A melhoria do superávit primário em abril decorreu de uma combinação favorável de fatores: um crescimento real de 5,8% na receita líquida, que adicionou R$ 12,8 bilhões aos cofres públicos, e um aumento mais contido nas despesas totais, de 3,3% em termos reais, equivalendo a R$ 6,6 bilhões. Isso significa que as receitas cresceram a um ritmo mais acelerado do que os gastos, um cenário desejável para a estabilidade fiscal.
Superando as Expectativas do Mercado
A performance fiscal de abril foi particularmente notável por ter superado as projeções das instituições financeiras. Segundo a pesquisa Prisma Fiscal, um levantamento mensal realizado pelo Ministério da Fazenda que coleta as expectativas de analistas de mercado, o consenso apontava para um superávit de R$ 17,8 bilhões. O resultado efetivo de R$ 25,2 bilhões, portanto, demonstrou uma capacidade do governo de arrecadar e controlar gastos além do previsto. Superar as expectativas do mercado é um sinal positivo que pode fortalecer a confiança de investidores e analistas na gestão econômica do país, impactando a percepção de risco e a atração de capital.
O Acumulado do Ano e o Impacto dos Precatórios
Apesar do forte desempenho em abril, o acumulado do ano, de janeiro a abril, apresenta um cenário diferente.
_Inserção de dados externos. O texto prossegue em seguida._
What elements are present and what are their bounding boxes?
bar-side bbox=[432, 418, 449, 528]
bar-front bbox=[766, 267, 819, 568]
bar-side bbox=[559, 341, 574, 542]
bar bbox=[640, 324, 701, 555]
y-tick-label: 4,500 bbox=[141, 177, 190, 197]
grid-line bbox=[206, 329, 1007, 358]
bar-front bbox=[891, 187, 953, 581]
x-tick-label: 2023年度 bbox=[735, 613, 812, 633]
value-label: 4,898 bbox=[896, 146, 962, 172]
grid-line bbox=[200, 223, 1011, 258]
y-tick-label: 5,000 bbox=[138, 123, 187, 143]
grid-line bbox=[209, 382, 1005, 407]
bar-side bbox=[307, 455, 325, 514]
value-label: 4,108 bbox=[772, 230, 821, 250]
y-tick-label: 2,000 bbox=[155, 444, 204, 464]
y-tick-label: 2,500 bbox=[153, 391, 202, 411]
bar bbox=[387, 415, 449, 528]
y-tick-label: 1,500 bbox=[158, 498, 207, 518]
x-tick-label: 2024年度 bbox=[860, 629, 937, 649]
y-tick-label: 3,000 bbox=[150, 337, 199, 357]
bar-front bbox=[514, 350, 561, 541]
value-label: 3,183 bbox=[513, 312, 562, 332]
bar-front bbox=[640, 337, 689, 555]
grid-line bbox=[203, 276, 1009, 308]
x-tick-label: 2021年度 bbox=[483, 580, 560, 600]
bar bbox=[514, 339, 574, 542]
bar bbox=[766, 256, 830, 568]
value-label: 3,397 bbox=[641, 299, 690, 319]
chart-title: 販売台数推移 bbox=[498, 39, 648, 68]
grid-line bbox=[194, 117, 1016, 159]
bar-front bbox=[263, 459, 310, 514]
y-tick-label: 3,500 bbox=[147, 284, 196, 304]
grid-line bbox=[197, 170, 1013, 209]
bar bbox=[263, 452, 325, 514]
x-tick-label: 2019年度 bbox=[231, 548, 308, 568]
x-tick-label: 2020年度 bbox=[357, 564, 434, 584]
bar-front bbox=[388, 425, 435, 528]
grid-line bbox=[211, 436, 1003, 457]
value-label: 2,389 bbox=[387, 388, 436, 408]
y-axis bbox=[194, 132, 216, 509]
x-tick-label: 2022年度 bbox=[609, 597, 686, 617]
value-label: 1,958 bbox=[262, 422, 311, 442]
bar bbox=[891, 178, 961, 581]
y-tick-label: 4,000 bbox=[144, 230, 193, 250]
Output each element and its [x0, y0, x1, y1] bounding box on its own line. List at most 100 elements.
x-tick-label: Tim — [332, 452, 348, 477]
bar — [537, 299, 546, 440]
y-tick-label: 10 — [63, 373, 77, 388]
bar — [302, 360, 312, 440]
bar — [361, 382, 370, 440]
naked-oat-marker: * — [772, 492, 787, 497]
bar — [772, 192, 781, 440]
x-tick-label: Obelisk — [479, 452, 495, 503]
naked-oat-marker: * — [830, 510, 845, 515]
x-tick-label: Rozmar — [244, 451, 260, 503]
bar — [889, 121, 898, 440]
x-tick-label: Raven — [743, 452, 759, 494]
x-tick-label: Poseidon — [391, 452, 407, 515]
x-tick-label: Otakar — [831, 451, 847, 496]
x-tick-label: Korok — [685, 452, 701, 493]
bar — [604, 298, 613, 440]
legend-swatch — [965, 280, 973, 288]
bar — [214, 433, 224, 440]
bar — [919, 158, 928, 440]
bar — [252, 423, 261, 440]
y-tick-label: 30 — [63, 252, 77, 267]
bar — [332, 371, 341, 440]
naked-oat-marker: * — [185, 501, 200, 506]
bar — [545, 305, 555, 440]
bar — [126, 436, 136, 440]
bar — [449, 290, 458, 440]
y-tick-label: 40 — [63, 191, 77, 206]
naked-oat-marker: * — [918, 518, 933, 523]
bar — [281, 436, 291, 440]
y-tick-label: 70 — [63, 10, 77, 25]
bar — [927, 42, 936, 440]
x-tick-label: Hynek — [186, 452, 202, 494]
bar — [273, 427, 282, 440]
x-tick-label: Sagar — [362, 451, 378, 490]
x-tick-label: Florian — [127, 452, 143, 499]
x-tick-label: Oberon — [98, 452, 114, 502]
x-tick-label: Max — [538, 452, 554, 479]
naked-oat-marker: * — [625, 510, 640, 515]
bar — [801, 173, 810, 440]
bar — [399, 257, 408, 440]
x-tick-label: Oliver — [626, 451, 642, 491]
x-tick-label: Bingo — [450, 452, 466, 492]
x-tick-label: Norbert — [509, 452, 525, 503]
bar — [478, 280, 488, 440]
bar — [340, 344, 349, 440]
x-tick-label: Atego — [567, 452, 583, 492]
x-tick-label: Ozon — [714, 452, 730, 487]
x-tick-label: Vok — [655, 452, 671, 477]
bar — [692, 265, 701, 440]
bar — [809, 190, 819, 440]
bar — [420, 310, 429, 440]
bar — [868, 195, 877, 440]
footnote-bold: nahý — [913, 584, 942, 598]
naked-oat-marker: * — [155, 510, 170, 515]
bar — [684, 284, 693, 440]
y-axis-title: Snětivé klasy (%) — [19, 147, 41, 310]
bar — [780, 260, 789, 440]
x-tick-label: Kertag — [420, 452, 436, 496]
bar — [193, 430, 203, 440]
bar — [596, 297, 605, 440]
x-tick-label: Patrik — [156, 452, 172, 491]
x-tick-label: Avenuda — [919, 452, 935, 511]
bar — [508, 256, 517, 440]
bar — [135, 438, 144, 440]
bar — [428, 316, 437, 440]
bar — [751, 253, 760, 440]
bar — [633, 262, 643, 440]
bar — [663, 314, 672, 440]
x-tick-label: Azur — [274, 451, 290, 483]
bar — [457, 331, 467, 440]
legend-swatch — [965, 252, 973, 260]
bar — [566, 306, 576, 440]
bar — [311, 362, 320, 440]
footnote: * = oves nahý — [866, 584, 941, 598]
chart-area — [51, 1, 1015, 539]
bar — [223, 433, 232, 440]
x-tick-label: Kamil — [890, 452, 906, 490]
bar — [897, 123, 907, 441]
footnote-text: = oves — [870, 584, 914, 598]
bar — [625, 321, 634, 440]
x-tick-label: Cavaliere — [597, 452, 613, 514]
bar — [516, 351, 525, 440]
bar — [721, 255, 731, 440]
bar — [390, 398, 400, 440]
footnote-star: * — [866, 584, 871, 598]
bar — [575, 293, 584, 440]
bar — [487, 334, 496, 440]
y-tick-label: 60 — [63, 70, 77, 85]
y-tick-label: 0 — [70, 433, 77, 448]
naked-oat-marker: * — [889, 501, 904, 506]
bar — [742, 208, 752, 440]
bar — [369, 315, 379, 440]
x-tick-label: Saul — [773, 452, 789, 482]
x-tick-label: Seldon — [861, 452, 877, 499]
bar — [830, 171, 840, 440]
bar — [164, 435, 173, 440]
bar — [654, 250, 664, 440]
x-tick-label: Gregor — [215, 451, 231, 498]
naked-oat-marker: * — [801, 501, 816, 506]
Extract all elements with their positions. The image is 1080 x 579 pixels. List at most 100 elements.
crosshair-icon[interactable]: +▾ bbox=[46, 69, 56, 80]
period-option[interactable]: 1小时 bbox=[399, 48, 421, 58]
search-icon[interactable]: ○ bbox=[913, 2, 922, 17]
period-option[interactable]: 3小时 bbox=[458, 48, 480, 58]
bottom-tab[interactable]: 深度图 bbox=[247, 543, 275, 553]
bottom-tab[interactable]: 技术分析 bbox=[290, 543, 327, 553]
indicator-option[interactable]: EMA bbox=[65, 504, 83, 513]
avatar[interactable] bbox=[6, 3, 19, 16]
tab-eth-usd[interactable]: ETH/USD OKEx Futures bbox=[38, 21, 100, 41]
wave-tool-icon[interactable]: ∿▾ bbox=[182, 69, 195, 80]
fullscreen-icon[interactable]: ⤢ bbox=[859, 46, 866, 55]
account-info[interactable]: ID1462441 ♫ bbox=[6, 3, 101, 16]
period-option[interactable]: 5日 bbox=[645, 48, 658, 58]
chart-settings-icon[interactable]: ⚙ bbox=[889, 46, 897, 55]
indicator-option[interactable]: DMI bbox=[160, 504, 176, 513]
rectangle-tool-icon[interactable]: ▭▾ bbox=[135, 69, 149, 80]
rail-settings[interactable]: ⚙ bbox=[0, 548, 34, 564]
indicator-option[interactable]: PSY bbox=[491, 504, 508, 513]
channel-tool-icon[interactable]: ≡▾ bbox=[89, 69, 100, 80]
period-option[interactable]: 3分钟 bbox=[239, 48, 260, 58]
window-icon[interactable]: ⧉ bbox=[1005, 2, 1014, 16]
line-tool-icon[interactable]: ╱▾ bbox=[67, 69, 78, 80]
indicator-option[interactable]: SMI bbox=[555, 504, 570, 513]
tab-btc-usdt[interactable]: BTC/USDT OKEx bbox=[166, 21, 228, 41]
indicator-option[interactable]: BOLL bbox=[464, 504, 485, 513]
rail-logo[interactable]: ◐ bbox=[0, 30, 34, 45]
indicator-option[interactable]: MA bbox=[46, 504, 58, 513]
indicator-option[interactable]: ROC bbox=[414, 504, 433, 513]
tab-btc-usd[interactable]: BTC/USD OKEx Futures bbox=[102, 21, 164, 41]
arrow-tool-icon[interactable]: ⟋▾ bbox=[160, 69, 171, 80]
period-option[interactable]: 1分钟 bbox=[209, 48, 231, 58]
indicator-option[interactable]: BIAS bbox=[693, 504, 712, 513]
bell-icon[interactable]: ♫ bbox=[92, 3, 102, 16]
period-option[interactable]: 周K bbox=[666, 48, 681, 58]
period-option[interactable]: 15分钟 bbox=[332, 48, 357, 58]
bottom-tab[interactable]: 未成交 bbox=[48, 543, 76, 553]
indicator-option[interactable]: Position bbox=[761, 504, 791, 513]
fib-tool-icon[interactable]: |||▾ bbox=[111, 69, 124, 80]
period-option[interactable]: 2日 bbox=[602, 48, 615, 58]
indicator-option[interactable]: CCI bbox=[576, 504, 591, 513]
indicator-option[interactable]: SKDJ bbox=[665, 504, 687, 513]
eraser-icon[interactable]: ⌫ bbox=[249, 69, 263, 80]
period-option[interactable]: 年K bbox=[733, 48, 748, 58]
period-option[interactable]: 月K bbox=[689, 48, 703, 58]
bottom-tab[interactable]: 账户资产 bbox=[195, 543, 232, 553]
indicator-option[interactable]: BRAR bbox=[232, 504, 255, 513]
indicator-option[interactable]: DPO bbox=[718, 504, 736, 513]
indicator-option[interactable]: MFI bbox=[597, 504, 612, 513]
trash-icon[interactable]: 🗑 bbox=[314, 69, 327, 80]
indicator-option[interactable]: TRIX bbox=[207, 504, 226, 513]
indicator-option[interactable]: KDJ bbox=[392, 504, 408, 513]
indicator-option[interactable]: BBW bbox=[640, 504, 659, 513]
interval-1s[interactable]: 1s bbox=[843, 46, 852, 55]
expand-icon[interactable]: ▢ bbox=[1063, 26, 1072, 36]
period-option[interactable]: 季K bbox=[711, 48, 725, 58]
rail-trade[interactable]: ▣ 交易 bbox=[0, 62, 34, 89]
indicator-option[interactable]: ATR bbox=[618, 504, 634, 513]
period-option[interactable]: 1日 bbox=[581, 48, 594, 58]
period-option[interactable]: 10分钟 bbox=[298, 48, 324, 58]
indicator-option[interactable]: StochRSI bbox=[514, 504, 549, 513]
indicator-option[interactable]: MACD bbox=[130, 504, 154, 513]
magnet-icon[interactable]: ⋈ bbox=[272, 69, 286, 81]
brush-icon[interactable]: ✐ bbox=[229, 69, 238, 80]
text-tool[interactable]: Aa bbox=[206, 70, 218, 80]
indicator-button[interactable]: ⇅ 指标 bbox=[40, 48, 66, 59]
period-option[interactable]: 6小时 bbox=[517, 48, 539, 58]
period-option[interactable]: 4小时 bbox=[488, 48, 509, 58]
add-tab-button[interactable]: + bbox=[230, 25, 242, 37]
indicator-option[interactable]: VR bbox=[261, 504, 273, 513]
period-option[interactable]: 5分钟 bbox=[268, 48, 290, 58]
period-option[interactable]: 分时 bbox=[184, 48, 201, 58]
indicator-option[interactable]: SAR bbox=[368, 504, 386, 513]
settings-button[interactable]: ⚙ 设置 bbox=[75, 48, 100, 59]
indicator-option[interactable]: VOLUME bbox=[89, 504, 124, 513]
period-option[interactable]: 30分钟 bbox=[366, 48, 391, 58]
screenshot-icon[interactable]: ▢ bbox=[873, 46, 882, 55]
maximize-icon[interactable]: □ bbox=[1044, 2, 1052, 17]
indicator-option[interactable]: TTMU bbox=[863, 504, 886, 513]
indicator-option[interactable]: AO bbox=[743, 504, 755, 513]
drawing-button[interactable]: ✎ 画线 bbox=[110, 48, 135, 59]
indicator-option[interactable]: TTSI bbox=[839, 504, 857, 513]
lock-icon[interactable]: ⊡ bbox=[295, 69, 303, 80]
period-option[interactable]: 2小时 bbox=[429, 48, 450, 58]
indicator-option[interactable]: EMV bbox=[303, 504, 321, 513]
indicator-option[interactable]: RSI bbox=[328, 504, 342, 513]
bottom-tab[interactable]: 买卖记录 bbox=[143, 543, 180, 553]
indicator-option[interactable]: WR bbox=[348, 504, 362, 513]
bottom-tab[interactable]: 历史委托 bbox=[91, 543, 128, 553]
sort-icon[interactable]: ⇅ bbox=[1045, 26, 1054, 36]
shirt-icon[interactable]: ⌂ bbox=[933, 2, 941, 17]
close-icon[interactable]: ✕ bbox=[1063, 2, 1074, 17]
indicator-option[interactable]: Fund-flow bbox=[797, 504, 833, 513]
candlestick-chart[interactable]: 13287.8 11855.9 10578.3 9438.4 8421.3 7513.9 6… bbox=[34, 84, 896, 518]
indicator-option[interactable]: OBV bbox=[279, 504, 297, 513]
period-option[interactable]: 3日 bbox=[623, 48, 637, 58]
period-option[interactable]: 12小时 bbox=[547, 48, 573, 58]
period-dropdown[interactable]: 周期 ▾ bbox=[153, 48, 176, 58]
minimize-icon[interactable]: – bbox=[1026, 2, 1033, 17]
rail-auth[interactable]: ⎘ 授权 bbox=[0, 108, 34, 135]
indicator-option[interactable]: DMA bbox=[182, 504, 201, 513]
O Governo Central registrou um superávit primário de R$ 8,7 bilhões no primeiro quadrimestre, um número significativamente inferior aos R$ 73,2 bilhões observados no mesmo período do ano anterior. Essa diferença é marcante e merece uma análise cuidadosa para evitar interpretações equivocadas.
A principal razão para essa discrepância reside na dinâmica do pagamento de precatórios. Precatórios são requisições de pagamento feitas pela Justiça para que o poder público pague dívidas reconhecidas por sentenças judiciais definitivas. A antecipação ou concentração desses pagamentos em determinados períodos pode distorcer a base de comparação fiscal. De acordo com o Tesouro Nacional, a concentração de pagamentos de precatórios em anos anteriores – especificamente em março de 2026 e julho de 2025, de acordo com a metodologia de apuração e efeitos temporais do Tesouro – impactou o resultado acumulado do quadrimestre atual. Essa antecipação desloca o impacto fiscal, tornando o superávit acumulado deste ano, até o momento, menor do que o registrado no período análogo do ano passado, que não foi tão afetado por essa concentração.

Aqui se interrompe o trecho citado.